Systematic characterization and prediction of coenzyme A-associated proteins using sequence and network information.

Abstract

Coenzyme A-associated proteins (CAPs) are a category of functionally important proteins involved in multiple biological processes through interactions with coenzyme A (CoA). To date, unfortunately, the specific differences between CAPs and other proteins have yet to be systemically investigated. Moreover, there are no computational methods that can be used specifically to predict these proteins. Herein, we characterized CAPs from multifaceted viewpoints and revealed their specific preferences. Compared with other proteins, CAPs were more likely to possess binding regions for CoA and its derivatives, were evolutionarily highly conserved, exhibited ordered and hydrophobic structural conformations, and tended to be densely located in protein-protein interaction networks.
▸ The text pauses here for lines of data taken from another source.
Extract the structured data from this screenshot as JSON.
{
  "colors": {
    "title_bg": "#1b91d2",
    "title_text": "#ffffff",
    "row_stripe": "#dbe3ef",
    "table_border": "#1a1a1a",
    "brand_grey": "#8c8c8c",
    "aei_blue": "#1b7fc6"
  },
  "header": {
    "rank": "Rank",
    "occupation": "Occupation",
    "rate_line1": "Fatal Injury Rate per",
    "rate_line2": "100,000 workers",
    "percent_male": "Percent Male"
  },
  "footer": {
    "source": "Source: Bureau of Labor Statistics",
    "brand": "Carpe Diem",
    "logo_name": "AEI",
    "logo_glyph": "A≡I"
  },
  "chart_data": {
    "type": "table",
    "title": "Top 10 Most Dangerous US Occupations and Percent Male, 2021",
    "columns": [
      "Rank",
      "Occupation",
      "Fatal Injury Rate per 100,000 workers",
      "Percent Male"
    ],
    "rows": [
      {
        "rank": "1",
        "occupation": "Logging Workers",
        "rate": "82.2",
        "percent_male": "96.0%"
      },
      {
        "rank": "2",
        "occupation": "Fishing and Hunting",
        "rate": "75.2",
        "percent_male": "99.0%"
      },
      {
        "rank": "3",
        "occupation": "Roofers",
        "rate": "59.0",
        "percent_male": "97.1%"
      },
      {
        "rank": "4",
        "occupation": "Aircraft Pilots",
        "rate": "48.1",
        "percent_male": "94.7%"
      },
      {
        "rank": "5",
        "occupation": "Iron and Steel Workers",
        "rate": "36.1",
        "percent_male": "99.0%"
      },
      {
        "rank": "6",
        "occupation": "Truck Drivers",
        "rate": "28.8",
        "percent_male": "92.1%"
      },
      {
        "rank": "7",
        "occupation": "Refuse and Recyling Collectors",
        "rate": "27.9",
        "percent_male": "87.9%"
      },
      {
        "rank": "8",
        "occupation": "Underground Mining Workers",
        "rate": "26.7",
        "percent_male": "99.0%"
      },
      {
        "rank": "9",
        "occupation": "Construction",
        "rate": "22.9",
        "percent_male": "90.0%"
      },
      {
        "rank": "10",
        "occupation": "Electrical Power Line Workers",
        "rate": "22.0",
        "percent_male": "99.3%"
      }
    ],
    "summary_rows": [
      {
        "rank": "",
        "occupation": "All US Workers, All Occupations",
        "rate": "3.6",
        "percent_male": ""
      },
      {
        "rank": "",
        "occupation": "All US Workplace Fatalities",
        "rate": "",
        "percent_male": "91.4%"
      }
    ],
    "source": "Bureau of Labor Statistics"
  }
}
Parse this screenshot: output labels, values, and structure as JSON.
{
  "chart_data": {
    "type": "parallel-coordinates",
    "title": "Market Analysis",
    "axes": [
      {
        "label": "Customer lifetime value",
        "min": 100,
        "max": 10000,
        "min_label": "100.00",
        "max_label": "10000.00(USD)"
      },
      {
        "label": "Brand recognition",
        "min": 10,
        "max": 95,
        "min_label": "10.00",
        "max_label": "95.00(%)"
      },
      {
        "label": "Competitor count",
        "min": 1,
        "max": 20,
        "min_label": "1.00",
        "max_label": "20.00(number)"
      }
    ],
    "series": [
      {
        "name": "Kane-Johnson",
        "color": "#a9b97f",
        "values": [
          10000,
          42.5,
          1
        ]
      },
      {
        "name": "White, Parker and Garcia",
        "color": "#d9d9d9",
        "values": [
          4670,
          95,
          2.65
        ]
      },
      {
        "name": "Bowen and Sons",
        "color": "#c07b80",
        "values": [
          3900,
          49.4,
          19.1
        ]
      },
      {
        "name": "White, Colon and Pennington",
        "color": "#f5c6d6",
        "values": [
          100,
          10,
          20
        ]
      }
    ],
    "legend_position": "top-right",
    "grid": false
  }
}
Based on these biological insights, we built seven classifiers using predicted CoA-binding residue distributions, word embedding vectors, remote homolog numbers, evolutionary conservation, amino acid composition, predicted structural features and network properties. These classifiers could effectively identify CAPs in Homo sapiens, Mus musculus and Arabidopsis thaliana. The complementarity among the individual classifiers prompted us to build a two-layer stacking model named CAPE for improving prediction performance. We applied CAPE to identify some high-confidence candidates in the three species, which were tightly associated with the known functions of CAPs. Finally, we extended our algorithm to cross-species prediction, thereby developing a generic CAP prediction model. In summary, this work provides a comprehensive survey and an effective predictor for CAPs, which can help uncover the interplay between CoA and functionally relevant proteins.